Gerveux’s Study of a Wounded Soldier
In this study by the academically-trained artist Gerveux, a young man lies awake in bed. Moonlight from a window to the left cuts through the bluish darkness and falls on him. Instead of just delineating the form of the man in a dark outline all around, Gerveux touches his left side where the light falls with white chalk. Only under his right shoulder are there deliberate shadows made in black charcoal. These darker lines suggest the substantiality of the young man’s body, the weight of it lying on the mattress. But the mass of his body is also shown more indirectly by the rumpled sheet that has fallen around his waist and the folds that lie in the foreground, also touched by the moonlight.
Again, Gerveux works with the effects of moonlight to suggest the atmosphere of the scene and the inner state of the wounded soldier. You can just see, by the contrast of his dark eyelashes against the moonlit parts of his face, that the man’s eyes are open.
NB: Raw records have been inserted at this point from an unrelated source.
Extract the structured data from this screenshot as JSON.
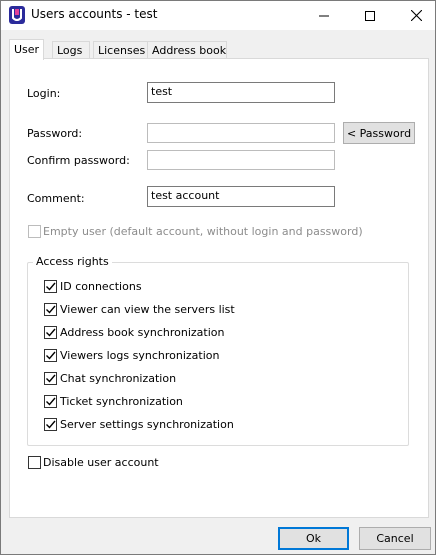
{
  "window": {
    "title": "Users accounts - test"
  },
  "tabs": [
    "User",
    "Logs",
    "Licenses",
    "Address book"
  ],
  "form": {
    "login_label": "Login:",
    "login_value": "test",
    "password_label": "Password:",
    "password_value": "",
    "password_button": "< Password",
    "confirm_label": "Confirm password:",
    "confirm_value": "",
    "comment_label": "Comment:",
    "comment_value": "test account",
    "empty_user_label": "Empty user (default account, without login and password)",
    "empty_user_checked": false
  },
  "access_rights": {
    "title": "Access rights",
    "items": [
      {
        "label": "ID connections",
        "checked": true
      },
      {
        "label": "Viewer can view the servers list",
        "checked": true
      },
      {
        "label": "Address book synchronization",
        "checked": true
      },
      {
        "label": "Viewers logs synchronization",
        "checked": true
      },
      {
        "label": "Chat synchronization",
        "checked": true
      },
      {
        "label": "Ticket synchronization",
        "checked": true
      },
      {
        "label": "Server settings synchronization",
        "checked": true
      }
    ]
  },
  "disable_account": {
    "label": "Disable user account",
    "checked": false
  },
  "buttons": {
    "ok": "Ok",
    "cancel": "Cancel"
  },
  "colors": {
    "accent": "#0078d7",
    "icon_bg": "#2b2b9b"
  }
}
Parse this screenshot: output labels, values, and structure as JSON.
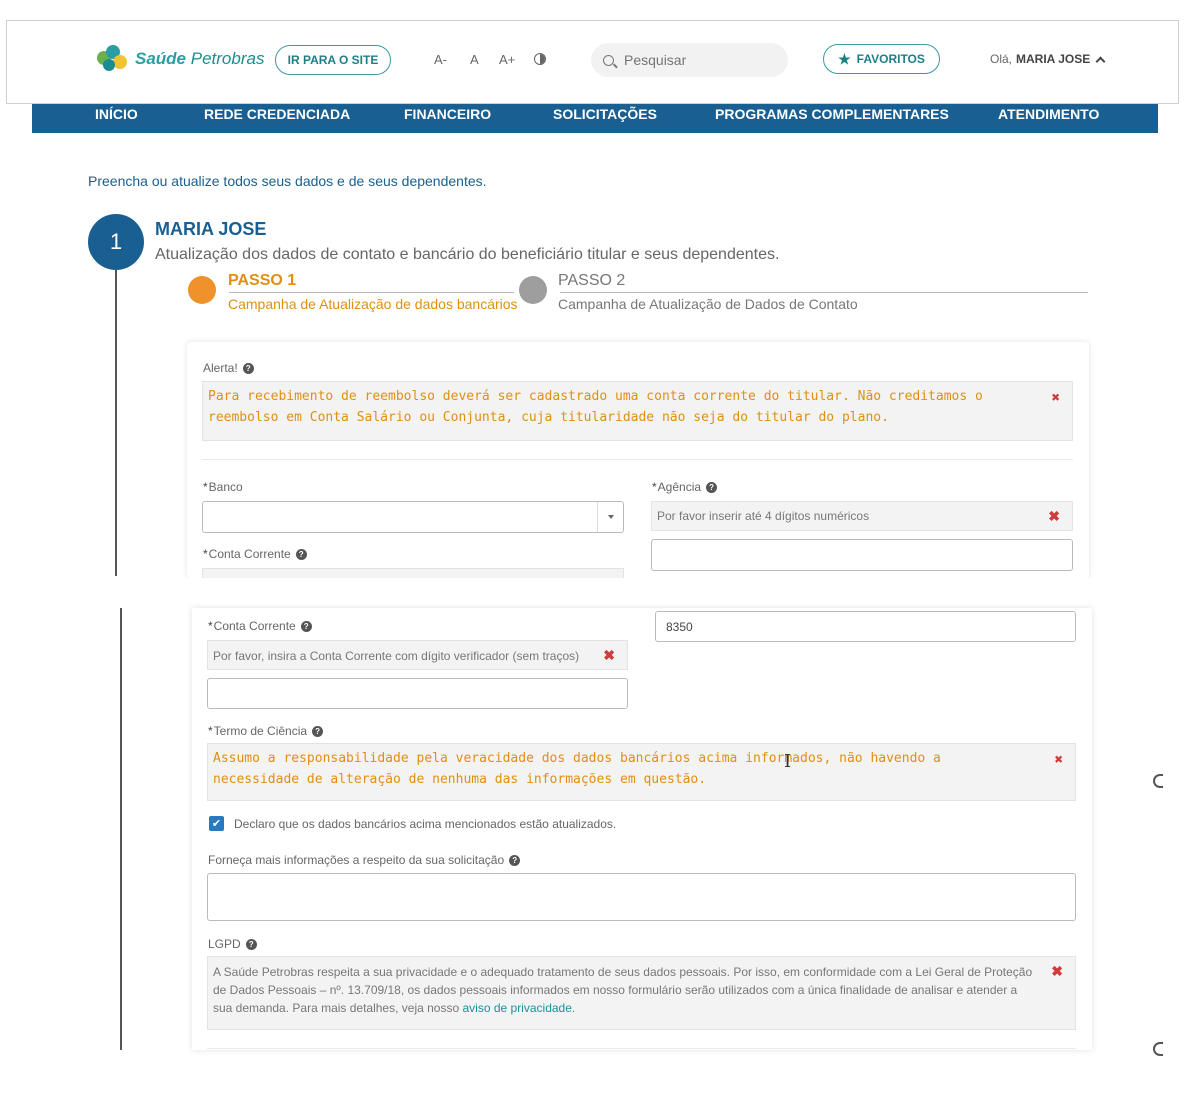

He’s not completely at rest; instead of sinking all the way into the bed, he seems contained within himself, and aware of his position on the pillow (in the way that someone injured needs to hold themselves in a certain position in bed to be comfortable). Even though he’s not in complete repose, the lines of his body are sinuous all the same, recalling paintings of sensuous reclining Odalisques or Venuses by Ingres and Titian.
Gerveux’s work is in harmony with the best of the Academic tradition of drawing represented in the exhibit. As the painter and fierce proponent of this tradition, Jean-Auguste-Dominique Ingres, said,”Drawing is the probity of art. To draw does not mean simply to reproduce contours; drawing does not consist merely of line: drawing is also expression, the inner form, the plane, modeling. See what remains after that.”